Split cycle engines—engines that split the functions of a normal four-cycle piston into two separate but adjacent and complementary pistons—have never been able to match the efficiency and overall function of traditional internal combustion engines, but a new design could change all that.
By tweaking the standard split-cycle design with new features like a compressed air tank that captures wasted energy from the system, the Scuderi Group claim not only to have matched the efficiency of the standard four-cycle engine, but to have far surpassed it.
The Scuderi Group’s design has drawn interest from nine major carmakers, the company says, but has yet to prove the technology in real world prototype tests. But in computer simulations that install a Scuderi engine in a 2004 Chevy Cavalier, the split-cycle engine shows to reduce fuel consumption by 25 to 36 percent, translating roughly to a 50 percent improvement in overall fuel economy.

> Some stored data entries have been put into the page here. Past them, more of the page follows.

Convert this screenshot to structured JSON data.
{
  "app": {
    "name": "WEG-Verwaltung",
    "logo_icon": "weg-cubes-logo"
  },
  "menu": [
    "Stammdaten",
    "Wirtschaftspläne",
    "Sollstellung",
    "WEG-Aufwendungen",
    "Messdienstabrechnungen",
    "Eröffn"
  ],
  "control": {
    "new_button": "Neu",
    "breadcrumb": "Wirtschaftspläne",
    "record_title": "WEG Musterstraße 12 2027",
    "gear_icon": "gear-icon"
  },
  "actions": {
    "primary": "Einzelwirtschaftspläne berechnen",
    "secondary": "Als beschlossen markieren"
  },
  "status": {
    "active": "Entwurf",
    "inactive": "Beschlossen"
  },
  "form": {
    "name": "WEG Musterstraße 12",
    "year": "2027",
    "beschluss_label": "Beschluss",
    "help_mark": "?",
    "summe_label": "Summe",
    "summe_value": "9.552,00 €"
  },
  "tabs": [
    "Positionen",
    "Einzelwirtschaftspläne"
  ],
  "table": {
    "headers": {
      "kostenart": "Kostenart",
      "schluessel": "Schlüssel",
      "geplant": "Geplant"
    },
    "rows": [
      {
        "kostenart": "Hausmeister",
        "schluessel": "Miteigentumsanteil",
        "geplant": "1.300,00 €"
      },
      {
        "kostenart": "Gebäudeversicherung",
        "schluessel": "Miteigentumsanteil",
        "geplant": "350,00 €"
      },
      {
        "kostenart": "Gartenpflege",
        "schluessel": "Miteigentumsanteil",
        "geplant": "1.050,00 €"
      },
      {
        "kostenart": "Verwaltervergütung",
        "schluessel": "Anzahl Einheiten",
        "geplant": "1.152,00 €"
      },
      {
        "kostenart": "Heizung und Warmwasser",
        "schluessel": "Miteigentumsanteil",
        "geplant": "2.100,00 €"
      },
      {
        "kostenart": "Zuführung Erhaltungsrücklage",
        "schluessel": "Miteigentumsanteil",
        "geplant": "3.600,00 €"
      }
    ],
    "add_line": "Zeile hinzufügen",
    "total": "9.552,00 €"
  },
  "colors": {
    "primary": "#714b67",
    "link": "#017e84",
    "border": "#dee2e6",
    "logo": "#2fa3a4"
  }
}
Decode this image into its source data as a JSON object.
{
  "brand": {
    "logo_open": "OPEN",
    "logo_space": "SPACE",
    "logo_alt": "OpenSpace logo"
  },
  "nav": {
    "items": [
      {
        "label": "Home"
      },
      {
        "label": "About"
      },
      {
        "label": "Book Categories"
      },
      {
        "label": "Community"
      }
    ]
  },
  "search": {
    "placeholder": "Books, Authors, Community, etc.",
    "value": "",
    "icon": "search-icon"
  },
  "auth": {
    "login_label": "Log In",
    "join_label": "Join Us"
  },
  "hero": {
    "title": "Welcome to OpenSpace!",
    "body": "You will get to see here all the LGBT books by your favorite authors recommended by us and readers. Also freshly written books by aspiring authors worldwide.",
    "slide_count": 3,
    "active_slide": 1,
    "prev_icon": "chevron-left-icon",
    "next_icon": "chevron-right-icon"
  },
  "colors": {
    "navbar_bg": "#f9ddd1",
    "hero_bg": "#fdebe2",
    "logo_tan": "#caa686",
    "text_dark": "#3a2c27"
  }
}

The engine does so by tweaking old split-cycle designs to be more efficient and to trap wasted energy so that it can be fed back into the system. Traditional four-cycle engines have four piston strokes: a down-stroke that pulls air into the cylinder, a compression up-stroke that compresses air (and fuel) in the cylinder, a combustions stroke in which the fuel and air is ignited and turned to kinetic energy, and another up-stroke in which the exhaust is cleared from the cylinder.